Newest Nielsen “science” boosts cable, deflates broadcast

I’ve just spent the past hour studying a document that describes Nielsen’s “Zero Cell” ratings model, the latest gimmick from a company whose statistical analysis has determined broadcast revenue for decades. A friend told me, “You need to be a Navaho Windtalker to decipher this stuff,” and I think that’s fairly accurate. I’m going to try, however, because it’s yet another big problem for local broadcasters.

This has been in place for a couple of ratings periods, but the results are really just beginning to be felt now as local sales professionals hit the streets with numbers that, in some cases, are very different than they were before.

A little history, and please remember that this is MY interpretation: As cable brought about audience fragmentation, this created an enormous problem for Nielsen, because the whole game is based on sample size. Television advertising isn’t sold by household numbers; it’s sold by demographics within those households, so fragmentation is a big deal for statistical analysts, who need big sample sizes to be confident about the numbers.

Nielsen measures audiences three ways today: meters, diaries and local people meters. Despite technology, most demographic measurements (ages, gender, etc.) are determined by the oldest method, the diaries. While meters do a good job of capturing household viewing, very often there’s no quarter-hourly match in the diaries, and that’s a problem when it comes to demographics. Here’s the way the Television Bureau of Advertising (TVB) puts it:

In any single quarter hour when there is meter tuning to a source (indicating HH tuning occurred), but no corresponding entry in a diary (to indicate which demographic was viewing), a zero cell occurs. This is also referred to as “tuning without viewing.”

This has been around since meters were first introduced, but the exploding cable universe led to more and more audience fragmentation, and that led to more and more “zero cells.”

Since the lion’s share of these “zero cells” came from cable viewing, the cable industry bitched and moaned that they were getting screwed. Nielsen apparently didn’t move fast enough, so the industry created its own measurement for demos and called it “Fusion.” The methodology apparently didn’t meet Nielsen or the TVB’s “standards,” but the cable industry didn’t give a crap. This is about money, folks, enormous sums of money.

Sensing on which side their future bread was going to be buttered, Nielsen last year announced this “Zero Cell Ratings Model,” which populates some of those “tuning without viewing” quarter hours with demos from what it calls “donor quarter hours,” or the demographic skew of quarter hours with similar tuning/viewing patterns.

Following me?

The end result is that the latest official Nielsen ratings show that while the homes using television (HUT) level stays the same, the persons using television (PUT) levels have gone way up. This has negatively impacted demographics for broadcast sales but positively impacted the same for the cable industry. Some would argue that the new Nielsen strategy more accurately reflects real viewing, but that’s not the point.

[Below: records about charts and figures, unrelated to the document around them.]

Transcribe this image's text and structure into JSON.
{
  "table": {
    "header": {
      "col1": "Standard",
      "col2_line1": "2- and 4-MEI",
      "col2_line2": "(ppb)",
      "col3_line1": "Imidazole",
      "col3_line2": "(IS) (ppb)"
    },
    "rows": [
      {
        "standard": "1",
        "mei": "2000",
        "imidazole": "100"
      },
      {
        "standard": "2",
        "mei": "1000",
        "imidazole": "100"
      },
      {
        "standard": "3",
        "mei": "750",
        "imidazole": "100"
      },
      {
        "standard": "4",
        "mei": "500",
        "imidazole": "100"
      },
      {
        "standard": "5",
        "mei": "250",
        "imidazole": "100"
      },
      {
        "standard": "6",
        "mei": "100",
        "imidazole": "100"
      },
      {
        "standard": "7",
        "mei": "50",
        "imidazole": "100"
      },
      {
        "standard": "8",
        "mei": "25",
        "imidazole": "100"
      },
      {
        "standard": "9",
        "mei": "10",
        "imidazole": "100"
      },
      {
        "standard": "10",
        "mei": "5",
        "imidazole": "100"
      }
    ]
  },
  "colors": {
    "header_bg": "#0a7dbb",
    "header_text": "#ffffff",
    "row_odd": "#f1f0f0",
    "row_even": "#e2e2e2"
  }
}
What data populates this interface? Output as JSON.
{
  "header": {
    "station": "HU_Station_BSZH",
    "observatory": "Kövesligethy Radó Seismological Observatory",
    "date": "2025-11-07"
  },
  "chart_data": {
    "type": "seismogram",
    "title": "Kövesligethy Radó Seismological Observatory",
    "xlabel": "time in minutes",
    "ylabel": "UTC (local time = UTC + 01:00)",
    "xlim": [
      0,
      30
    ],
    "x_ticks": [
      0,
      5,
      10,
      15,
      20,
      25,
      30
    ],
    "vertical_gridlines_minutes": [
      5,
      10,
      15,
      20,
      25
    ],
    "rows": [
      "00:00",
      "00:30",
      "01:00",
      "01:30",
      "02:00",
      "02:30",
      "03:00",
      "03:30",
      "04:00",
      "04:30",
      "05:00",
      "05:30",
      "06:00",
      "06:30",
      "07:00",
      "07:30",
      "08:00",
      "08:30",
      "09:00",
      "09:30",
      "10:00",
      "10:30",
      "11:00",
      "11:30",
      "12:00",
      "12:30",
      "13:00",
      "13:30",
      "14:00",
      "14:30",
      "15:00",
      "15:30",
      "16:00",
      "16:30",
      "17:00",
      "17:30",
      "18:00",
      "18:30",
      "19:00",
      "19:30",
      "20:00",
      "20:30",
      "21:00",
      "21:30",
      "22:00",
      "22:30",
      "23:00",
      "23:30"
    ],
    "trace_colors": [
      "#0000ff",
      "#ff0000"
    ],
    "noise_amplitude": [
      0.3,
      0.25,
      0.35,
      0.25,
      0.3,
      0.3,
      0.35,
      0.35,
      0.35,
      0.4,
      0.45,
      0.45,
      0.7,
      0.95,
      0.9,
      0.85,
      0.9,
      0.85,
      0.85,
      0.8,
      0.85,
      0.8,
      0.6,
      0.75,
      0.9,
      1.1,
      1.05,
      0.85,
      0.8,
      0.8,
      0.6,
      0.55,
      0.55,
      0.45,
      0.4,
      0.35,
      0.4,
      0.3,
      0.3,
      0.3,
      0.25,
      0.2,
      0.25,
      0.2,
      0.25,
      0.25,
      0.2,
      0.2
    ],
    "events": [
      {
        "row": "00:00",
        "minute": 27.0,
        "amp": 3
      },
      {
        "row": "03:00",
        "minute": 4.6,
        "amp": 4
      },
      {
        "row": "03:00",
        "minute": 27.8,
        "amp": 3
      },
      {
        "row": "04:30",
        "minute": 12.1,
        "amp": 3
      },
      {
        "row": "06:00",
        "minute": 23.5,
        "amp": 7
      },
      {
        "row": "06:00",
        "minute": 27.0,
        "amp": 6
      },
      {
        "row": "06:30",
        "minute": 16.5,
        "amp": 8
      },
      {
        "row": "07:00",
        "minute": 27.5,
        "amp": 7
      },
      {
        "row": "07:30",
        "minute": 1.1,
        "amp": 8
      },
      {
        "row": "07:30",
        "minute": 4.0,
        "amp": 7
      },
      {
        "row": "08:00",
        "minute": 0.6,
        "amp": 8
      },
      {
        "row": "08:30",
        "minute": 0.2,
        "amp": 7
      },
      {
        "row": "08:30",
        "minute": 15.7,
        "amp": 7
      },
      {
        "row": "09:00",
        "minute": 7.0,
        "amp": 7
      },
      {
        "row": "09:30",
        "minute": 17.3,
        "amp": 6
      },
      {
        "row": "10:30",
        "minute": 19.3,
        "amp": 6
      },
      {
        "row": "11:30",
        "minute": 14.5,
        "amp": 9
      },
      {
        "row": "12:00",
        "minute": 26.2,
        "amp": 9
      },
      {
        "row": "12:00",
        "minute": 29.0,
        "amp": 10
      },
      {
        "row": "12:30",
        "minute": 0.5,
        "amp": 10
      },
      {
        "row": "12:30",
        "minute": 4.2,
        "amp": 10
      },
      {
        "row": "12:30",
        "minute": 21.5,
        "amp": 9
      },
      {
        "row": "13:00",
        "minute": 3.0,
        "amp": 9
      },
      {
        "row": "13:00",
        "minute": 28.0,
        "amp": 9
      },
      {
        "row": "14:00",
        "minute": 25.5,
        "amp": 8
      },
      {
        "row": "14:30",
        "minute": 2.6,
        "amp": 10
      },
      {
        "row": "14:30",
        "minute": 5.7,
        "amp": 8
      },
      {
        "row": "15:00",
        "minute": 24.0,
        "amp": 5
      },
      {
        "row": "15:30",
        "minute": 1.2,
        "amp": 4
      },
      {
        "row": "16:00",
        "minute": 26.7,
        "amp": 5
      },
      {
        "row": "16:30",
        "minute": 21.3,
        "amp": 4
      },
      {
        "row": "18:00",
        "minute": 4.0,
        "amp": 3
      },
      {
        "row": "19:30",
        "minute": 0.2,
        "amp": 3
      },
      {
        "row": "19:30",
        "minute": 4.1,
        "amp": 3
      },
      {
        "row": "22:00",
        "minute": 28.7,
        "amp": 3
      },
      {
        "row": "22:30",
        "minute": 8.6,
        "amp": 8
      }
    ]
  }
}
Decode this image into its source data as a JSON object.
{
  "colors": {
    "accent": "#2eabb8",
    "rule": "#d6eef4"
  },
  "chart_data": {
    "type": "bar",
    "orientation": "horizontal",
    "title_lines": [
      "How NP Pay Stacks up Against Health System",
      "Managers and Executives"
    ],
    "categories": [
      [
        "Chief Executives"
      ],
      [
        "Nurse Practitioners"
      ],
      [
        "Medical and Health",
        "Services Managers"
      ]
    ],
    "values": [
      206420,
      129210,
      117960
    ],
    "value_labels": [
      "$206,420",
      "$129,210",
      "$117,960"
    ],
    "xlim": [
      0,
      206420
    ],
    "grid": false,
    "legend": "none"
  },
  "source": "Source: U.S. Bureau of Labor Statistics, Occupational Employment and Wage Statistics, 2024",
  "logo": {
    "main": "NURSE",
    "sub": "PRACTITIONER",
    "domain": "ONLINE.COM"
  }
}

Not only is the universe into which broadcasting casts its net shrinking, but the company that measures that universe has adopted a new method that cuts the pie slices even thinner.

In football parlance, this would be called “piling on,” and it’s just another challenge for the beleaguered television broadcasting industry.

Comments

  1. navaho windtalker says

    um,

    readum numbers… still can’t makes buffalo heads or tails of them.

  2. Of course the predictable math you get from “donor quarter hour” measuring is some very strange projections. While PUTs will continue to fall into some kind of understandable pattern, projections will unravel into anarchy. As you know, ad buyers will take demos and project them into the time of the year they are actually placing a buy. So a buyer will take a February ratings and multiply buy time period HUTS of May because their buy will run in May-June. This is all fine and dandy as long as normal viewing patterns exist. Of course “donor quarter hour” estimate throw normal viewing pattern to wind. Because now you are not only estimating HUTs for an upcoming time of year, but you are also estimating “similar” programming patterns to address the zero cell issue. So let’s see if we get this calculation right: We’re going to estimate HUT’s based on past viewing patterns, using the most recent rating multiplied by those estimated HUT’s, combined with the fact that those ratings are based on not on actual program ratings but “donor quarter hour” estimates of those demos…and of course we all understand that everyone that receives a rating book fills it our carefully and accurately. And you want me to invest how much into the calculation?